…oder: Warum man niemals nur auf eine Plattform setzen sollte.
Wer schon länger im Online Marketing aktiv ist, weiß: Immer wieder kommen neue Plattformen auf den Markt, begeistern die Nutzer – und werden dann immer problematischer. Kostenfreie Dienste werden plötzlich kostenpflichtig, Werbung nimmt überhand (nicht nur zum Frust der Nutzer, sondern auch der Werbetreibenden), die Handhabung und Steuerung wird immer schwieriger.
Dahinter steckt der Wunsch der Plattform-Betreiber, ihr Angebot so profitabel wie möglich zu machen – auch zu Lasten der Nutzer. Das nennt man im Englischen “platform decay”, also den Verfall von Plattformen – oder weniger schmeichelhaft Enshittification. Wie groß dieses Problem ist, sieht man tatsächlich auch daran, dass dieser Begriff sogar eine eigene Wikipedia-Seite hat.

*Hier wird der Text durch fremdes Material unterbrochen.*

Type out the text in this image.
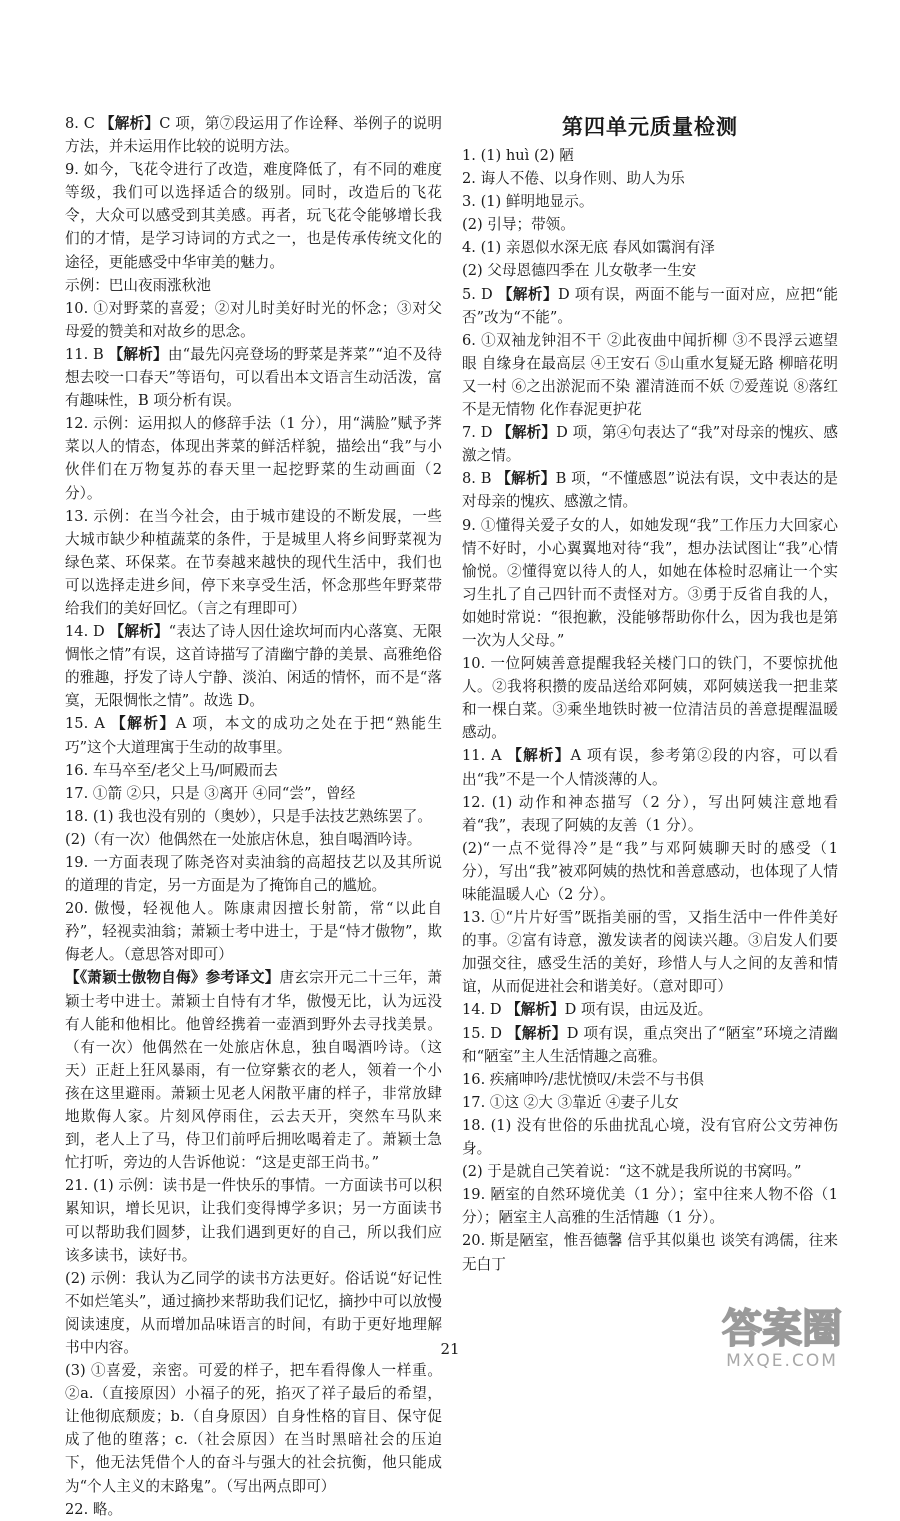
8. C 【解析】C 项，第⑦段运用了作诠释、举例子的说明方法，并未运用作比较的说明方法。

9. 如今，飞花令进行了改造，难度降低了，有不同的难度等级，我们可以选择适合的级别。同时，改造后的飞花令，大众可以感受到其美感。再者，玩飞花令能够增长我们的才情，是学习诗词的方式之一，也是传承传统文化的途径，更能感受中华审美的魅力。

示例：巴山夜雨涨秋池

10. ①对野菜的喜爱；②对儿时美好时光的怀念；③对父母爱的赞美和对故乡的思念。

11. B 【解析】由“最先闪亮登场的野菜是荠菜”“迫不及待想去咬一口春天”等语句，可以看出本文语言生动活泼，富有趣味性，B 项分析有误。

12. 示例：运用拟人的修辞手法（1 分），用“满脸”赋予荠菜以人的情态，体现出荠菜的鲜活样貌，描绘出“我”与小伙伴们在万物复苏的春天里一起挖野菜的生动画面（2 分）。

13. 示例：在当今社会，由于城市建设的不断发展，一些大城市缺少种植蔬菜的条件，于是城里人将乡间野菜视为绿色菜、环保菜。在节奏越来越快的现代生活中，我们也可以选择走进乡间，停下来享受生活，怀念那些年野菜带给我们的美好回忆。（言之有理即可）

14. D 【解析】“表达了诗人因仕途坎坷而内心落寞、无限惆怅之情”有误，这首诗描写了清幽宁静的美景、高雅绝俗的雅趣，抒发了诗人宁静、淡泊、闲适的情怀，而不是“落寞，无限惆怅之情”。故选 D。

15. A 【解析】A 项，本文的成功之处在于把“熟能生巧”这个大道理寓于生动的故事里。

16. 车马卒至/老父上马/呵殿而去

17. ①箭 ②只，只是 ③离开 ④同“尝”，曾经

18. (1) 我也没有别的（奥妙），只是手法技艺熟练罢了。

(2)（有一次）他偶然在一处旅店休息，独自喝酒吟诗。

19. 一方面表现了陈尧咨对卖油翁的高超技艺以及其所说的道理的肯定，另一方面是为了掩饰自己的尴尬。

20. 傲慢，轻视他人。陈康肃因擅长射箭，常“以此自矜”，轻视卖油翁；萧颖士考中进士，于是“恃才傲物”，欺侮老人。（意思答对即可）

【《萧颖士傲物自侮》参考译文】唐玄宗开元二十三年，萧颖士考中进士。萧颖士自恃有才华，傲慢无比，认为远没有人能和他相比。他曾经携着一壶酒到野外去寻找美景。（有一次）他偶然在一处旅店休息，独自喝酒吟诗。（这天）正赶上狂风暴雨，有一位穿紫衣的老人，领着一个小孩在这里避雨。萧颖士见老人闲散平庸的样子，非常放肆地欺侮人家。片刻风停雨住，云去天开，突然车马队来到，老人上了马，侍卫们前呼后拥吆喝着走了。萧颖士急忙打听，旁边的人告诉他说：“这是吏部王尚书。”

21. (1) 示例：读书是一件快乐的事情。一方面读书可以积累知识，增长见识，让我们变得博学多识；另一方面读书可以帮助我们圆梦，让我们遇到更好的自己，所以我们应该多读书，读好书。

(2) 示例：我认为乙同学的读书方法更好。俗话说“好记性不如烂笔头”，通过摘抄来帮助我们记忆，摘抄中可以放慢阅读速度，从而增加品味语言的时间，有助于更好地理解书中内容。

(3) ①喜爱，亲密。可爱的样子，把车看得像人一样重。②a.（直接原因）小福子的死，掐灭了祥子最后的希望，让他彻底颓废；b.（自身原因）自身性格的盲目、保守促成了他的堕落；c.（社会原因）在当时黑暗社会的压迫下，他无法凭借个人的奋斗与强大的社会抗衡，他只能成为“个人主义的末路鬼”。（写出两点即可）

22. 略。

第四单元质量检测

1. (1) huì (2) 陋

2. 诲人不倦、以身作则、助人为乐

3. (1) 鲜明地显示。

(2) 引导；带领。

4. (1) 亲恩似水深无底 春风如霭润有泽

(2) 父母恩德四季在 儿女敬孝一生安

5. D 【解析】D 项有误，两面不能与一面对应，应把“能否”改为“不能”。

6. ①双袖龙钟泪不干 ②此夜曲中闻折柳 ③不畏浮云遮望眼 自缘身在最高层 ④王安石 ⑤山重水复疑无路 柳暗花明又一村 ⑥之出淤泥而不染 濯清涟而不妖 ⑦爱莲说 ⑧落红不是无情物 化作春泥更护花

7. D 【解析】D 项，第④句表达了“我”对母亲的愧疚、感激之情。

8. B 【解析】B 项，“不懂感恩”说法有误，文中表达的是对母亲的愧疚、感激之情。

9. ①懂得关爱子女的人，如她发现“我”工作压力大回家心情不好时，小心翼翼地对待“我”，想办法试图让“我”心情愉悦。②懂得宽以待人的人，如她在体检时忍痛让一个实习生扎了自己四针而不责怪对方。③勇于反省自我的人，如她时常说：“很抱歉，没能够帮助你什么，因为我也是第一次为人父母。”

10. 一位阿姨善意提醒我轻关楼门口的铁门，不要惊扰他人。②我将积攒的废品送给邓阿姨，邓阿姨送我一把韭菜和一棵白菜。③乘坐地铁时被一位清洁员的善意提醒温暖感动。

11. A 【解析】A 项有误，参考第②段的内容，可以看出“我”不是一个人情淡薄的人。

12. (1) 动作和神态描写（2 分），写出阿姨注意地看着“我”，表现了阿姨的友善（1 分）。

(2)“一点不觉得冷”是“我”与邓阿姨聊天时的感受（1 分），写出“我”被邓阿姨的热忱和善意感动，也体现了人情味能温暖人心（2 分）。

13. ①“片片好雪”既指美丽的雪，又指生活中一件件美好的事。②富有诗意，激发读者的阅读兴趣。③启发人们要加强交往，感受生活的美好，珍惜人与人之间的友善和情谊，从而促进社会和谐美好。（意对即可）

14. D 【解析】D 项有误，由远及近。

15. D 【解析】D 项有误，重点突出了“陋室”环境之清幽和“陋室”主人生活情趣之高雅。

16. 疾痛呻吟/悲忧愤叹/未尝不与书俱

17. ①这 ②大 ③靠近 ④妻子儿女

18. (1) 没有世俗的乐曲扰乱心境，没有官府公文劳神伤身。

(2) 于是就自己笑着说：“这不就是我所说的书窝吗。”

19. 陋室的自然环境优美（1 分）；室中往来人物不俗（1 分）；陋室主人高雅的生活情趣（1 分）。

20. 斯是陋室，惟吾德馨 信乎其似巢也 谈笑有鸿儒，往来无白丁

21	答案圈
MXQE.COM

Langsamer Einbruch der Kennzahlen im Marketing
Für Marketer hat das Phänomen des Platform Decays handfeste Folgen. Reichweiten werden geringer, Kosten steigen, Umsätze und andere Erfolgszahlen sinken. In manchen Fällen ist der Wechsel drastisch, wie im Fall von Twitter nach der Übernahme durch Elon Musk. In anderen Fällen zieht sich der Verfall über Jahre. Jüngere Generationen von Online Marketing-Spezialisten kennen manchmal die “guten alten Zeiten” bestimmter Plattformen gar nicht mehr.

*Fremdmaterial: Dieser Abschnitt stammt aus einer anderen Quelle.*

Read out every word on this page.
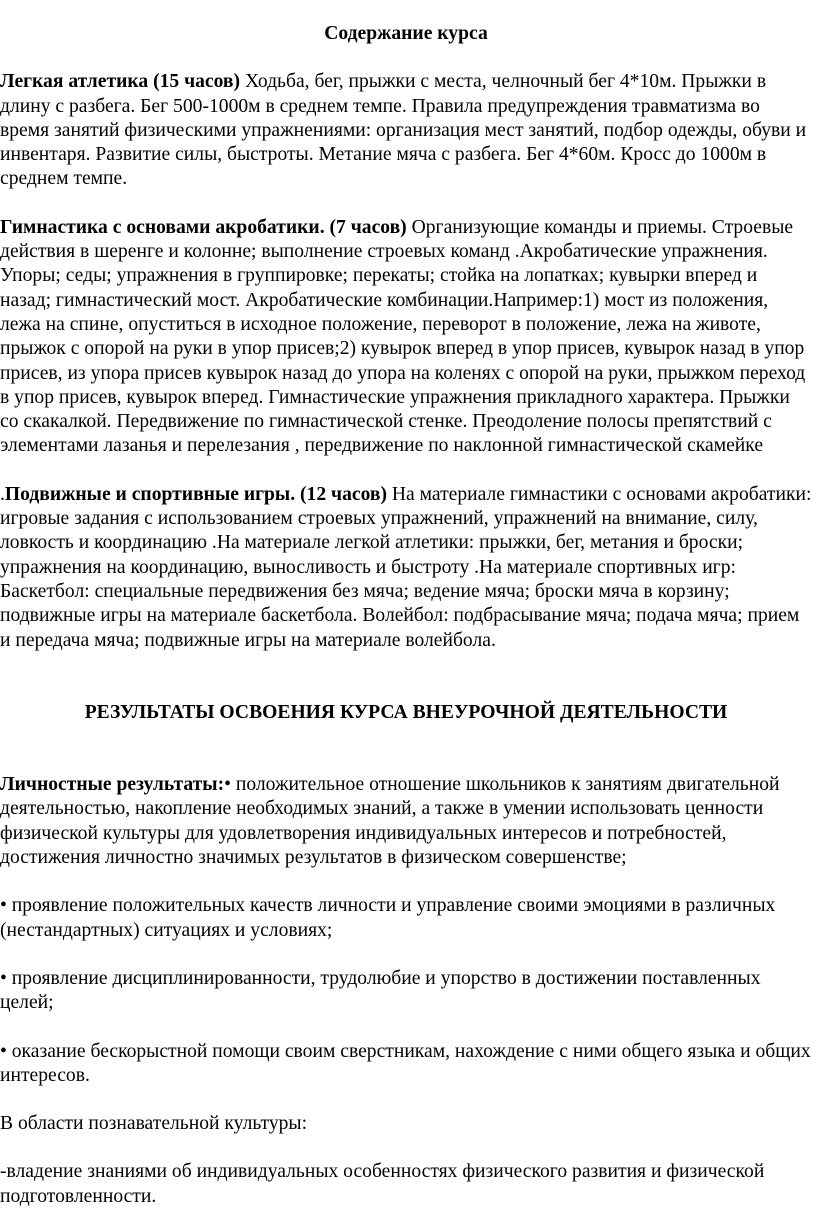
Содержание курса

Легкая атлетика (15 часов) Ходьба, бег, прыжки с места, челночный бег 4*10м. Прыжки в длину с разбега. Бег 500-1000м в среднем темпе. Правила предупреждения травматизма во время занятий физическими упражнениями: организация мест занятий, подбор одежды, обуви и инвентаря. Развитие силы, быстроты. Метание мяча с разбега. Бег 4*60м. Кросс до 1000м в среднем темпе.

Гимнастика с основами акробатики. (7 часов) Организующие команды и приемы. Строевые действия в шеренге и колонне; выполнение строевых команд .Акробатические упражнения. Упоры; седы; упражнения в группировке; перекаты; стойка на лопатках; кувырки вперед и назад; гимнастический мост. Акробатические комбинации.Например:1) мост из положения, лежа на спине, опуститься в исходное положение, переворот в положение, лежа на животе, прыжок с опорой на руки в упор присев;2) кувырок вперед в упор присев, кувырок назад в упор присев, из упора присев кувырок назад до упора на коленях с опорой на руки, прыжком переход в упор присев, кувырок вперед. Гимнастические упражнения прикладного характера. Прыжки со скакалкой. Передвижение по гимнастической стенке. Преодоление полосы препятствий с элементами лазанья и перелезания , передвижение по наклонной гимнастической скамейке

.Подвижные и спортивные игры. (12 часов) На материале гимнастики с основами акробатики: игровые задания с использованием строевых упражнений, упражнений на внимание, силу, ловкость и координацию .На материале легкой атлетики: прыжки, бег, метания и броски; упражнения на координацию, выносливость и быстроту .На материале спортивных игр: Баскетбол: специальные передвижения без мяча; ведение мяча; броски мяча в корзину; подвижные игры на материале баскетбола. Волейбол: подбрасывание мяча; подача мяча; прием и передача мяча; подвижные игры на материале волейбола.

РЕЗУЛЬТАТЫ ОСВОЕНИЯ КУРСА ВНЕУРОЧНОЙ ДЕЯТЕЛЬНОСТИ

Личностные результаты:• положительное отношение школьников к занятиям двигательной деятельностью, накопление необходимых знаний, а также в умении использовать ценности физической культуры для удовлетворения индивидуальных интересов и потребностей, достижения личностно значимых результатов в физическом совершенстве;

• проявление положительных качеств личности и управление своими эмоциями в различных (нестандартных) ситуациях и условиях;

• проявление дисциплинированности, трудолюбие и упорство в достижении поставленных целей;

• оказание бескорыстной помощи своим сверстникам, нахождение с ними общего языка и общих интересов.

В области познавательной культуры:

-владение знаниями об индивидуальных особенностях физического развития и физической подготовленности.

Natürlich hat auch verstärkter Wettbewerb einen großen Einfluss auf den Kampagnenerfolg, und gut funktionierenden Plattformen ziehen eben auch Wettbewerber an. Unserer Erfahrung nach ist dieser Faktor aber nur ein Bruchteil dessen, was tatsächlich für die Herausforderungen auf den Plattformen verantwortlich ist.

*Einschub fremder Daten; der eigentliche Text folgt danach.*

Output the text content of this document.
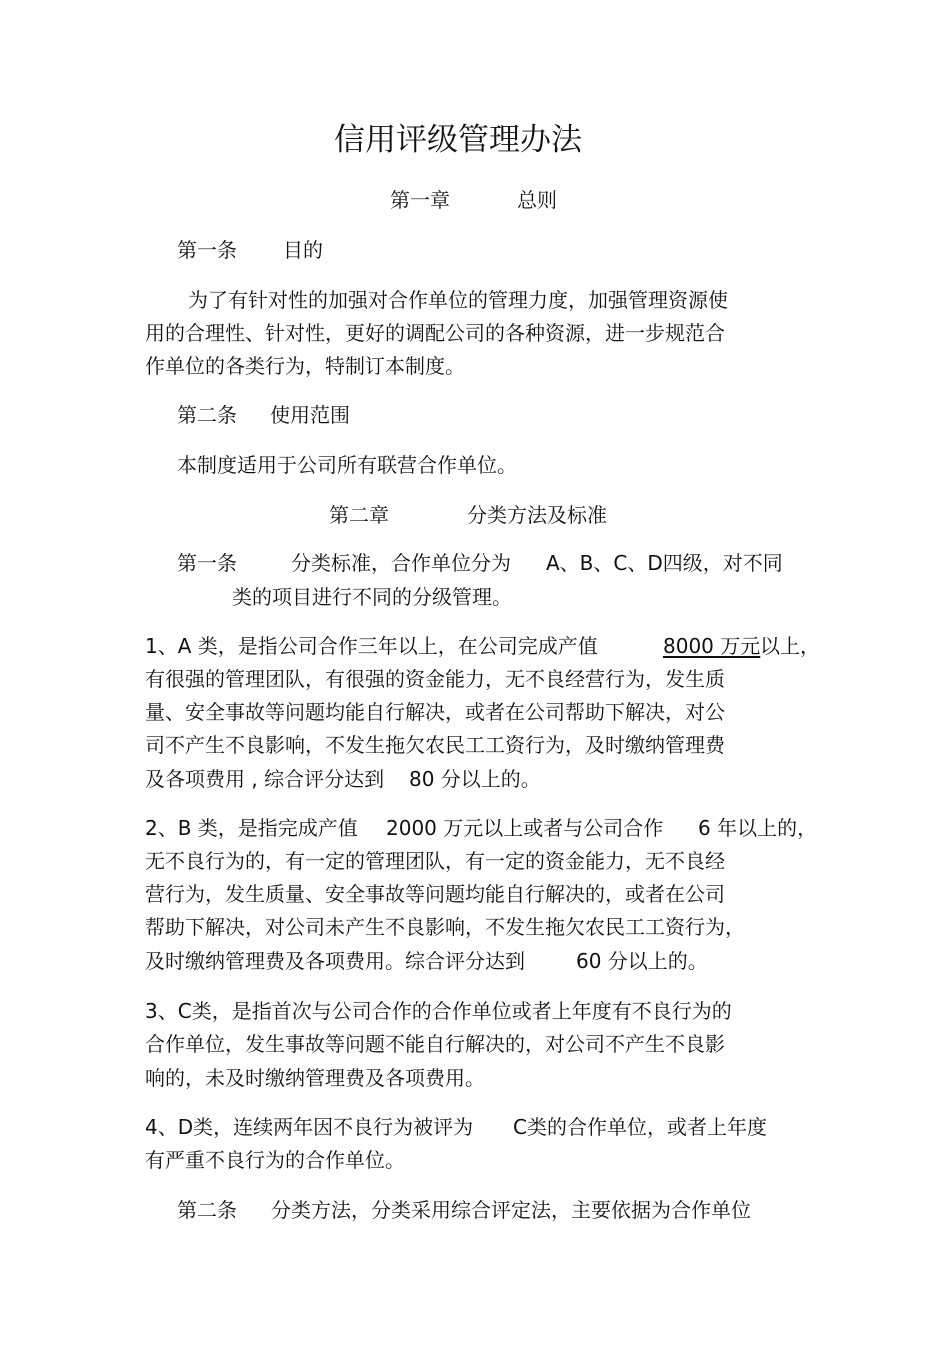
信用评级管理办法
第一章	总则
第一条 目的
为了有针对性的加强对合作单位的管理力度，加强管理资源使
用的合理性、针对性，更好的调配公司的各种资源，进一步规范合
作单位的各类行为，特制订本制度。
第二条 使用范围
本制度适用于公司所有联营合作单位。
第二章	分类方法及标准
第一条	分类标准，合作单位分为 A、B、C、D四级，对不同
类的项目进行不同的分级管理。
1、A 类，是指公司合作三年以上，在公司完成产值	8000 万元 以上，
有很强的管理团队，有很强的资金能力，无不良经营行为，发生质
量、安全事故等问题均能自行解决，或者在公司帮助下解决，对公
司不产生不良影响，不发生拖欠农民工工资行为，及时缴纳管理费
及各项费用 , 综合评分达到 80 分以上的。
2、B 类，是指完成产值 2000 万元以上或者与公司合作 6 年以上的，
无不良行为的，有一定的管理团队，有一定的资金能力，无不良经
营行为，发生质量、安全事故等问题均能自行解决的，或者在公司
帮助下解决，对公司未产生不良影响，不发生拖欠农民工工资行为，
及时缴纳管理费及各项费用。综合评分达到	60 分以上的。
3、C类，是指首次与公司合作的合作单位或者上年度有不良行为的
合作单位，发生事故等问题不能自行解决的，对公司不产生不良影
响的，未及时缴纳管理费及各项费用。
4、D类，连续两年因不良行为被评为 C类的合作单位，或者上年度
有严重不良行为的合作单位。
第二条 分类方法，分类采用综合评定法，主要依据为合作单位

Gesundes Misstrauen: Berater sind oft nur verdeckte Vertriebler
Die Plattform-Betreiber achten natürlich auf ihr Image, und wollen den Unternehmens-Kunden das Gefühl geben, dass sie vertrauenswürdige Partner sind. Angestellte oder externe Partner bieten den Werbekunden kostenlose Beratung an. Diese muss nicht einmal in allen Fällen schlecht sein – dennoch sollte man als Digital Marketing-Entscheider hier gesundes Misstrauen walten lassen.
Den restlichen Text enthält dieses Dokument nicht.